Appellant complains of the court's action in declining to instruct the jury on the law of circumstantial evidence, or to give his requested instruction on the subject. We are of the opinion that under the evidence he was entitled to such an instruction, because no witness testified to having seen appellant forge the check or heard him say that he forged the same. There was no direct testimony from any source that appellant had knowledge that the check was a forged one; nor is there any evidence that it was in his handwriting. The fact that the check was not made by the company whose act it purports to be is not shown by any direct evidence, but is to be inferred from the testimony of the sheriff and the injured party, who testified that they made some inquiry in Moore County, but could not find any company by that name. Consequently the conclusion that appellant forged the check or knew it was forged is but an inference arising from the testimony.

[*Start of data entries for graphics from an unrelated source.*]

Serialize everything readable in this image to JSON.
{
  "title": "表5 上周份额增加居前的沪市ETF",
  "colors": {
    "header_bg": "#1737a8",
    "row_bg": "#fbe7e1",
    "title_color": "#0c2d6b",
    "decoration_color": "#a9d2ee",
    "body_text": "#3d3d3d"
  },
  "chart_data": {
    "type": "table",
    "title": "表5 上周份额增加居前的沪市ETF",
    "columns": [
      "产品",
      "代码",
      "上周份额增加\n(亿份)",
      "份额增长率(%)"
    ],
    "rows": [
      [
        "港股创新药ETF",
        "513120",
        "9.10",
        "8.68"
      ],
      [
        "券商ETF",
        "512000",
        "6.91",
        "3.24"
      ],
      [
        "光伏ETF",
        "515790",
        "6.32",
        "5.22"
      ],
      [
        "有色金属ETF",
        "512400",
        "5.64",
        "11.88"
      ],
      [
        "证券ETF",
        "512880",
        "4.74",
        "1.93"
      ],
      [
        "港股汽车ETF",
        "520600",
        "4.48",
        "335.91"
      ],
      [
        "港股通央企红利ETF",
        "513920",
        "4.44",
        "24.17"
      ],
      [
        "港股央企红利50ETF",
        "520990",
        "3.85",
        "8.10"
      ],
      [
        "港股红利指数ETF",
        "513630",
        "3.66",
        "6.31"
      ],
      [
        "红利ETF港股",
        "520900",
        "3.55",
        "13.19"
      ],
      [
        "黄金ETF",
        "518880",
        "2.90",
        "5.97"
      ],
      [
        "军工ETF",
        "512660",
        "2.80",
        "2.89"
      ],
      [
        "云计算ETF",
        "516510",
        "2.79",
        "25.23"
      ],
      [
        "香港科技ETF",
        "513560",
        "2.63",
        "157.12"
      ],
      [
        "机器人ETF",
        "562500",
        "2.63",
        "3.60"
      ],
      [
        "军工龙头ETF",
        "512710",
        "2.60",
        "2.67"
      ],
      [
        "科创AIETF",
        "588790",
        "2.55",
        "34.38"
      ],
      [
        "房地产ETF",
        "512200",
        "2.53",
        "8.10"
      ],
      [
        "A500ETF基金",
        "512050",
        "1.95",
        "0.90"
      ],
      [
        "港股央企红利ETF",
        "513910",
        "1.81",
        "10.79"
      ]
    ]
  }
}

This court seems to have uniformly held that although there is direct proof of passing a forged instrument, it will not relieve the trial court from charging the jury on the law of circumstantial evidence when the case is one for passing a forged instrument, and especially is this true when the evidence of forgery, as well as the knowledge thereof on the part of the accused, depends on circumstantial evidence. See Nichols v. State, 39 Tex.Crim. Rep., 44 S.W. 1091; Verner v. State, 35 S.W.2d 428; Mixon v. State, 90 S.W.2d , 832, and authorities.
The judgment is reversed and the cause remanded.
The foregoing opinion of the Commission of Appeals has been examined by the Judges of the Court of Criminal Appeals and approved by the Court.